1. Na China, sê chinês
Aterro em Macau e descubro a aventura radical que consiste em atravessar numa passadeira de uma rua para a outra. O trânsito é caótico, os carros não respeitam as passadeiras, e, para cúmulo, conduzem à direita, um português olhar para o lado errado da estrada é o que basta para ficar espalmado no alcatrão. Percebi claramente que era necessário criar uma técnica de sobrevivência e usei o que estava mais à mão – chineses. Ao chegar a uma passadeira escolhia o grupo de chineses mais bem composto em termos numéricos, furava à cotovelada até ao centro do grupo e só atravessava quando eles avançassem, o que às vezes era quando menos se esperava, vinham três carros a grande velocidade e eles, cá vai disto, passadeira adiante como se nada fosse. Portugueses aconselham-me a ser confiante, a impor-me ao trânsito para atravessar a estrada. Eu prefiro guardar a minha confiança para outras paragens e manter o corpo intacto, coisa que dá jeito para viver. O que é certo é que o meu escudo humano composto de chineses confiantes salvou-me várias vezes de morrer em Macau.
Deve ter sido quando me queixei do trânsito maníaco que me explicaram o sistema chinês na estrada. Se atropelarem uma pessoa, e ela sobreviver, o mais certo é o condutor voltar atrás e matar a vítima. É que na China o condutor do carro será responsável pelos cuidados hospitalares da vítima de forma vitalícia. Exacto, para o resto da vida. Posto isto é fácil compreender que muitos decidam matar as vítimas, pagar o funeral, uma compensação à família e está destacado o assunto. Para todos os efeitos não será um assassinato mas um acidente de viação. Calma, e se houver testemunhas? Se a vitima sobreviver e o condutor fugir, se for auxiliada será quem assistiu a vitima o responsável pelos cuidados médicos até ao fim da vida. Nestas condições é normal ninguém auxiliar e ficar tudo a assobiar para o lado. É nesta altura que percebo a confiança dos chineses nas passadeiras, podem conduzir os carros como loucos mas ninguém quer ficar responsável por despesas medicas para a vida.

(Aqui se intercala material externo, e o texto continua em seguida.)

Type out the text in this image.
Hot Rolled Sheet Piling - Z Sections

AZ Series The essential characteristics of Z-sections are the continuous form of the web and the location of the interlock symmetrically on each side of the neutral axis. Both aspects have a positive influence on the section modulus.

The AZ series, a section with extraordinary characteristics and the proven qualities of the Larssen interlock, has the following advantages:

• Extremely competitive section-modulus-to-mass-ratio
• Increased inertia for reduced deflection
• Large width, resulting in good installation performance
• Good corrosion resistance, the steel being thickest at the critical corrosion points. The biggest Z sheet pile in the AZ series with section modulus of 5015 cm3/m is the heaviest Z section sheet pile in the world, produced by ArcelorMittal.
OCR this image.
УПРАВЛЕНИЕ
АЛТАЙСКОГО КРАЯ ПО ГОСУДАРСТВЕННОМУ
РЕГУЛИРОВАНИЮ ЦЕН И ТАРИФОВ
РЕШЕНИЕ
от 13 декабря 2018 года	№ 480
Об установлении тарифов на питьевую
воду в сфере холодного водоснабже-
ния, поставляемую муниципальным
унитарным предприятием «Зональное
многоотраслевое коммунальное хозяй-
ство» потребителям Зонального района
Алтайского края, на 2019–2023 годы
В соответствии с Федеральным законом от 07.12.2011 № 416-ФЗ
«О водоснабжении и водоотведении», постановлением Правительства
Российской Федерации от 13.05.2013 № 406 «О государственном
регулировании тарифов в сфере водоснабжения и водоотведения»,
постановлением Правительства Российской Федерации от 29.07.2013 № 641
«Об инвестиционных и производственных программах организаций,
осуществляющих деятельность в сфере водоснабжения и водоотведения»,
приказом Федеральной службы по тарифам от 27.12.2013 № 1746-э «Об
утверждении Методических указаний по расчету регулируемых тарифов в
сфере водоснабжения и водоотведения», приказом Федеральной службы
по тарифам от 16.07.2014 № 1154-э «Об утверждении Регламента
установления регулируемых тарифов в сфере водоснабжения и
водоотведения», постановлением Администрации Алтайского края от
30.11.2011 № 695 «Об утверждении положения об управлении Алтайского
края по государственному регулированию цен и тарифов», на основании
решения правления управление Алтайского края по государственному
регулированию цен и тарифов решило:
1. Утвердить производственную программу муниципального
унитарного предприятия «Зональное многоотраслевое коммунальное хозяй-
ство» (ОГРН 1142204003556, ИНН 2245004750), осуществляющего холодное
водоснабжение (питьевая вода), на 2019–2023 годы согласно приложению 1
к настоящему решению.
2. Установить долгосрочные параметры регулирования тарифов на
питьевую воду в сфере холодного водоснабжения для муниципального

Volto a protestar que esse sistema é insane e respondem-me “Ah, mas em Macau é diferente. Isso só acontece na mainland”, que é como quem diz, na China profunda. Fico mais descansada. Mas depois acrescentam que em Macau só tenho de ter cuidado a conduzir porque os chineses atiram-se para cima dos carros para serem atropelados e terem o “seguro de saúde” vitalício. Mau, como assim? “Ah, é muito normal isso acontecer. Por isso os carros têm câmaras para filmar essas tentativas de ‘atropelamento’. Mas não te preocupes, faz como eles e corre tudo bem”. Ou seja, não vale a pena lutares contra o sistema, o sistema dá cabo de ti de uma maneira ou de outra.
Resta acrescentar que o português, residente em Macau há sete anos, que me explicou a parte dos falsos atropelamentos, já foi multado em 300 patacas (30 euros) por atravessar uma estrada fora da passadeira. Perante tudo o resto, é capaz de fazer sentido.